Em outubro de 1958, comemoraremos o centenário do primeiro colégio para educação da mocidade feminina. Por ventura nossa, coube a Itu receber as primícias do apostolado josefino, no campo educativo. Olhos voltados para o passado, desfilam diante de nós as predições e visões de almas eleitas, “antevendo as Virgens de negros véus formando âmbulas palpitantes, educando as futuras mães de futuros levitas, futuros heróis, dos futuros dirigentes do país”.
E, nessa evocação, surge, num raio de luz, a figura cândida de uma jovem de vinte e quatro anos, estátua viva da abnegação e do sacrifício, hóstia imolada pelo sucesso da empresa… Eis-nos em presença de Madre Teodora, fundadora da Província brasileira das Irmãs de São José, a quem, neste instante, rendendo o preito comovido de uma saudade sempre renovada, dedicamos o primeiro programa desta série.
E para traçar-lhe o perfil, deixemos de lado a nossa incapacidade e recorramos à pena brilhante de S. Excia. Dom Antonio Alves de Siqueira, nas palavras com que prefaciou o livro da insigne escritora Olívia Sebastiana da Silva, feliz biógrafa da “alma de fé”, que tivemos a ventura de ter sob céus ituanos durante mais de sessenta anos.
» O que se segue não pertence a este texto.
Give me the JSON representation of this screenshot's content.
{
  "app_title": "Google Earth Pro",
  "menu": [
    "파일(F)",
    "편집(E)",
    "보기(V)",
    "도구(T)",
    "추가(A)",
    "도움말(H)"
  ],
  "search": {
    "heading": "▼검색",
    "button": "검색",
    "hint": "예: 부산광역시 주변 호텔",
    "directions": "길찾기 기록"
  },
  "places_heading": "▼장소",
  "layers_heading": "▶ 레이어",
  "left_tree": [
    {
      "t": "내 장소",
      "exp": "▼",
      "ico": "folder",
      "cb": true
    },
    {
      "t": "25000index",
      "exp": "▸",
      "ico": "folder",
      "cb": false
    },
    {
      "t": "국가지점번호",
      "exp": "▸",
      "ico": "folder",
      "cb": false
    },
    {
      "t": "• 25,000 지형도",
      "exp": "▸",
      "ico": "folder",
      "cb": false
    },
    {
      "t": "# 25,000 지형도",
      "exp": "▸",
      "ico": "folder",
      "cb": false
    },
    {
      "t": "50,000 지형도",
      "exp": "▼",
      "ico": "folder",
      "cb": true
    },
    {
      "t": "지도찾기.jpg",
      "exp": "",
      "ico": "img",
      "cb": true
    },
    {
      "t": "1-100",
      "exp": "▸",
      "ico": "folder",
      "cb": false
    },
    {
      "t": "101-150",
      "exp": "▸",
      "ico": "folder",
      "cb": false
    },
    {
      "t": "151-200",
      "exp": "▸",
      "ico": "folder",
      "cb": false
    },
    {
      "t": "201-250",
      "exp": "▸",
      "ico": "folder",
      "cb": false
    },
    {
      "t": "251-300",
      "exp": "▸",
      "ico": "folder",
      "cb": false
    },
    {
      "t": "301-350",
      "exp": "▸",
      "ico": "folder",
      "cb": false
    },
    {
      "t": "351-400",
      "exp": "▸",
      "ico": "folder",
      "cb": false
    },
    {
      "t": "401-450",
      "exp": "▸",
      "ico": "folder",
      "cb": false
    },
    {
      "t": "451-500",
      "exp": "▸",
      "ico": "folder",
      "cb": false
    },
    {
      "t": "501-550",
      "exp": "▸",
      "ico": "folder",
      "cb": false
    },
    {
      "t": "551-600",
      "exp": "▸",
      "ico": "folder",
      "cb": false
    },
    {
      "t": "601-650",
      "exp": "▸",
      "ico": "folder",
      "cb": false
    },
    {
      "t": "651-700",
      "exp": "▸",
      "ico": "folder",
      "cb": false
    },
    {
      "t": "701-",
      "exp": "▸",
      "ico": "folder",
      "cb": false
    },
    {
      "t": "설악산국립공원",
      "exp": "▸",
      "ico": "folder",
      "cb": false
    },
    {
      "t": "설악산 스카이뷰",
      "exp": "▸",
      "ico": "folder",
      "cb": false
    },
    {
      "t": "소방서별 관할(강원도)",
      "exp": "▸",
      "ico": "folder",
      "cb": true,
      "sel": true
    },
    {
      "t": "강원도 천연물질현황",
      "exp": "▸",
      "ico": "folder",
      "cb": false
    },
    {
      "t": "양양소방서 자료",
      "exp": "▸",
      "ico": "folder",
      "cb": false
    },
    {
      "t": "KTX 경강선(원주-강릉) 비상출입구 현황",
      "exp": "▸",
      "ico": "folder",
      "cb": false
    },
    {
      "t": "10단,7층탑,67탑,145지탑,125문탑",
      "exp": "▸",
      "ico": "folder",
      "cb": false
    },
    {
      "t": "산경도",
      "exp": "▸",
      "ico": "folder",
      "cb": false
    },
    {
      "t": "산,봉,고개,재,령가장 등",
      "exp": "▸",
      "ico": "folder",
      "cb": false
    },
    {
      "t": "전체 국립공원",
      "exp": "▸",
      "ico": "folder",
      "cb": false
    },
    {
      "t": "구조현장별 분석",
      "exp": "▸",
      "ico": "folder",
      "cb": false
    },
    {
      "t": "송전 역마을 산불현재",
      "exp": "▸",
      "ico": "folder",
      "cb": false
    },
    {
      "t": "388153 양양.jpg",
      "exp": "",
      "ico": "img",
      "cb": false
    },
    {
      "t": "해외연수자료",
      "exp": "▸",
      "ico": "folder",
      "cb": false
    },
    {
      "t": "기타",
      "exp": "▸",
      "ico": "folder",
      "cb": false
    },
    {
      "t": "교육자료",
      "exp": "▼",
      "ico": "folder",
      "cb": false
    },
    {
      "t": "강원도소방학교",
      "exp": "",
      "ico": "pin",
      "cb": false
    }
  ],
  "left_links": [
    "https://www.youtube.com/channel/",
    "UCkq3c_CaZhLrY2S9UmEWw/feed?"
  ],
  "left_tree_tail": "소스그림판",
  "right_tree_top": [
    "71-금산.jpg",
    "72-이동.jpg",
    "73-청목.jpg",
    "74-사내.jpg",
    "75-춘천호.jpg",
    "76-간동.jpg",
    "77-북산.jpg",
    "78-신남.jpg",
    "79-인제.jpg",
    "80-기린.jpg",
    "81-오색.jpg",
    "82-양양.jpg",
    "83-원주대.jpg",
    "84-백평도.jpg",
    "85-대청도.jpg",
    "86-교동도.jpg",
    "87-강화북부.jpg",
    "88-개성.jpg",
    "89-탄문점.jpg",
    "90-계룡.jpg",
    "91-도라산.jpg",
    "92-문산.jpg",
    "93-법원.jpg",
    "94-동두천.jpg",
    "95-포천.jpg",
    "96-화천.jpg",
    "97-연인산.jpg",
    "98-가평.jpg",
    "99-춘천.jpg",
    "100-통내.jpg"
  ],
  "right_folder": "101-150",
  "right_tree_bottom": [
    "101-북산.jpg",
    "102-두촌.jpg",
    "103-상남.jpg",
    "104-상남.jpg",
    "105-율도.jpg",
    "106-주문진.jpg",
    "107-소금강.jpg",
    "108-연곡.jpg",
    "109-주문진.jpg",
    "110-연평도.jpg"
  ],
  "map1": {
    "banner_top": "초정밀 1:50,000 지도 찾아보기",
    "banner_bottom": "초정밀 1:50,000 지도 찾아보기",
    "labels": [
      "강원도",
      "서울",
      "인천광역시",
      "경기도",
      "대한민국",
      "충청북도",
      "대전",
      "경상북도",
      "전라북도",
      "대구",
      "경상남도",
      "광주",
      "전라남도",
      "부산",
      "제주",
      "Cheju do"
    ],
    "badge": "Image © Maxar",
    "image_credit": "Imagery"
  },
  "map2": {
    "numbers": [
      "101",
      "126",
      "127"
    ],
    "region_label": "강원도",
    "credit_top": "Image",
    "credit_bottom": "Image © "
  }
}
Aí vão as palavras expressivas de D. Antonio:
No pátio do Colégio do Patrocínio, em Itu, há uma frondosa árvore tranquila. Semente confiada a terreno ubertoso, ela cresceu com as bênçãos do céu e as esperanças da terra. Subiu plena de generosa seiva, espalmou a fronde rica de braços inúmeros, sombreando cariciosamente aquele chão paulista e acolhendo maternal as avezinhas no céu do Brasil.Nobre no porte, perene em sua força.
Quando a vi pela primeira vez, ocorre-me que Nosso Senhor ali simbolizara o trabalho imenso, a multiplicidade operosa, a benfazeja virtude de Madre Teodora.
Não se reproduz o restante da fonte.